“Deve-se escrever da mesma maneira como as lavadeiras lá de Alagoas fazem seu ofício. Elas começam com uma primeira lavada, molham a roupa suja na beira da lagoa ou do riacho, torcem o pano, molham-no novamente, voltam a torcer. Colocam o anil, ensaboam e torcem uma, duas vezes. Depois enxáguam, dão mais uma molhada, agora jogando a água com a mão. Batem o pano na laje ou na pedra limpa, e dão mais uma torcida e mais outra, torcem até não pingar do pano uma só gota. Somente depois de feito tudo isso é que elas dependuram a roupa lavada na corda ou no varal, para secar. Pois quem se mete a escrever devia fazer a mesma coisa; a palavra não foi feita para enfeitar, brilhar como ouro falso; a palavra foi feita para dizer”.
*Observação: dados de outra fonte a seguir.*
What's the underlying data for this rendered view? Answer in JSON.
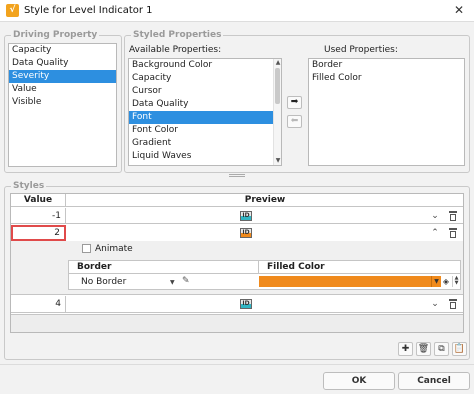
{
  "window": {
    "title": "Style for Level Indicator 1",
    "icon_glyph": "√"
  },
  "driving_property": {
    "group_title": "Driving Property",
    "items": [
      "Capacity",
      "Data Quality",
      "Severity",
      "Value",
      "Visible"
    ],
    "selected": "Severity"
  },
  "styled_properties": {
    "group_title": "Styled Properties",
    "available_label": "Available Properties:",
    "available_items": [
      "Background Color",
      "Capacity",
      "Cursor",
      "Data Quality",
      "Font",
      "Font Color",
      "Gradient",
      "Liquid Waves"
    ],
    "available_selected": "Font",
    "used_label": "Used Properties:",
    "used_items": [
      "Border",
      "Filled Color"
    ],
    "add_arrow": "➡",
    "remove_arrow": "⬅"
  },
  "styles": {
    "group_title": "Styles",
    "columns": {
      "value": "Value",
      "preview": "Preview"
    },
    "preview_glyph": "ID",
    "rows": [
      {
        "value": "-1",
        "preview_color": "#33b6c4",
        "expanded": false
      },
      {
        "value": "2",
        "preview_color": "#f08a1c",
        "expanded": true
      },
      {
        "value": "4",
        "preview_color": "#33b6c4",
        "expanded": false
      }
    ],
    "expanded_editor": {
      "animate_label": "Animate",
      "animate_checked": false,
      "border_header": "Border",
      "filled_color_header": "Filled Color",
      "border_value": "No Border",
      "filled_color_value": "#f08a1c"
    }
  },
  "toolbar_icons": [
    "add-icon",
    "delete-icon",
    "duplicate-icon",
    "clipboard-icon"
  ],
  "buttons": {
    "ok": "OK",
    "cancel": "Cancel"
  }
}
Era com esse rigor que Graciliano encarava o oficio de escrever. Com certeza, ele abominaria os linguistas, pois não admitia o menor erro gramatical. A melhor expressão do seu realismo quanto ao uso da língua culta aparece em Luís da Silva, personagem do romance Angústia; ele vê pichado um muro com o slogan “proletários univos” e exclama: “Não dispenso as virgulas e os traços; quereriam fazer uma revolução sem traços e sem vírgulas? Numa revolução de tal ordem não haveria lugar para mim”.
Numa ocasião, Diógenes de Arruda Câmara, dirigente do PCB, partido ao qual se filiou em 1945, sugeriu a Graciliano que escrevesse como Jorge Amado, utilizando a linguagem do povo, ao que o escritor respondeu: “Admiro muito Jorge Amado, nada tenho contra ele, mas não sei escrever do seu jeito”. Sobre isso, o romancista baiano comentou: “Ante a justeza, a correção da língua portuguesa por ele escrita, nós, os outros ficcionistas do Nordeste, somos uns bárbaros”
Graciliano nunca aceitou submeter seus escritos à apreciação do Comitê Central como o fizeram Jorge Amado e Alina Paim enquanto militantes. Para ele, o escritor, apesar de comprometido com a luta política, havia de manter sua independência criativa e liberdade de estilo. Por isso, não assimilou as regras do Realismo Socialista, Escola Literária consagrada na União Soviética após o caos criativo dos primeiros dias do poder bolchevique.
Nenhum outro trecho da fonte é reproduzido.